Spurs' Becky Hammon hopes it becomes normal for women to get NBA coaching jobs
San Antonio assistant became 1st woman to serve as NBA head coach in December
Becky Hammon can't wait for the time when it's normal for women to interview for head coaching positions in the NBA and their gender isn't the story.
Hammon is entering her eighth season as an assistant and has been interviewed for several head coach openings but hasn't gotten an offer to be the first woman to lead a NBA team.
"There's 30 jobs and they are incredibly hard to get," Hammon said in a phone interview on Tuesday. "When I saw there are 30 jobs, not all 30 are available, so I'm really talking about three or four and they are really hard to get."
While Hammon would love to be the first, she hopes it's for the right reasons.
"Please don't hire me to check a box.

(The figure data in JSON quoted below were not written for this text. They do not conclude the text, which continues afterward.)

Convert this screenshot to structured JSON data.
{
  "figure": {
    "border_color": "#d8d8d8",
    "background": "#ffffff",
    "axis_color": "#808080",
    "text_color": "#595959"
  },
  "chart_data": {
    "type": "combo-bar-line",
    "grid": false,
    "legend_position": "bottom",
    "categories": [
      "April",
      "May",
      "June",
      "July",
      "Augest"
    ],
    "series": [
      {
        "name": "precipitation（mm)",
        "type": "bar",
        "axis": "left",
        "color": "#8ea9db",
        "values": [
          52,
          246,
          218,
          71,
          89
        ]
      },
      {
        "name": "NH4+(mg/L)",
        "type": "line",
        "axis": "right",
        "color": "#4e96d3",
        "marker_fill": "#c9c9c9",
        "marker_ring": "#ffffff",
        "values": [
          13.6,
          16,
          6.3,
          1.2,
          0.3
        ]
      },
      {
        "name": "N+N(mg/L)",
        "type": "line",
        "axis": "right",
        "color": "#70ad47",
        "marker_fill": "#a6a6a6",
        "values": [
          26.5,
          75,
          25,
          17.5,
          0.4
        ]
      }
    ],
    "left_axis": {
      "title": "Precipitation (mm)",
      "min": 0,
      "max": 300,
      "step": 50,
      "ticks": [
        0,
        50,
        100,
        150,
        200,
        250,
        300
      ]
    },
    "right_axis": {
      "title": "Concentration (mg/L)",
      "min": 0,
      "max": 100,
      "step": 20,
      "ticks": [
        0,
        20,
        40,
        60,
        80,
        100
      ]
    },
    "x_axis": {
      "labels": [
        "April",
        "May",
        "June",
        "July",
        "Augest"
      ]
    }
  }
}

That's the worst thing you can do for me," she said. "Hire me because of my skill sets and coaching, who am I as a person, hire me for those."
WATCH | Hammon makes history on sidelines for Spurs:
Hammon was a finalist for the Portland Trail Blazers job, which went to Chauncey Billups.
"I can't speak for organizations across the league and the whole sports world. I can tell you they were asking me legitimate coaching questions," the 44-year-old said. "When you get to this level, you've got to hire the best person for the job and the person who fits your organization the best."
Hammon spoke from Las Vegas, where she was watching the NBA summer league, but on Thursday her eyes will be on Phoenix, the site of the inaugural WNBA Commissioner's Cup championship game between Seattle and Connecticut, which will be streamed on Amazon Prime Video.
She played in a few cup championships while competing overseas during the winters.
"They are always fun, always bonuses in everyone's contract. That was overseas," she said. "Put a little something extra on the line."
While Hammon is excited about the game, not all the players are thrilled by the timing. Five of the Storm's players were at the Tokyo Olympics, including stars Breanna Stewart, Jewell Loyd and Sue Bird, who helped the U.S. win a seventh consecutive gold medal.
"Obviously it's not the best for us," Stewart said in Tokyo. "We'll see what happens."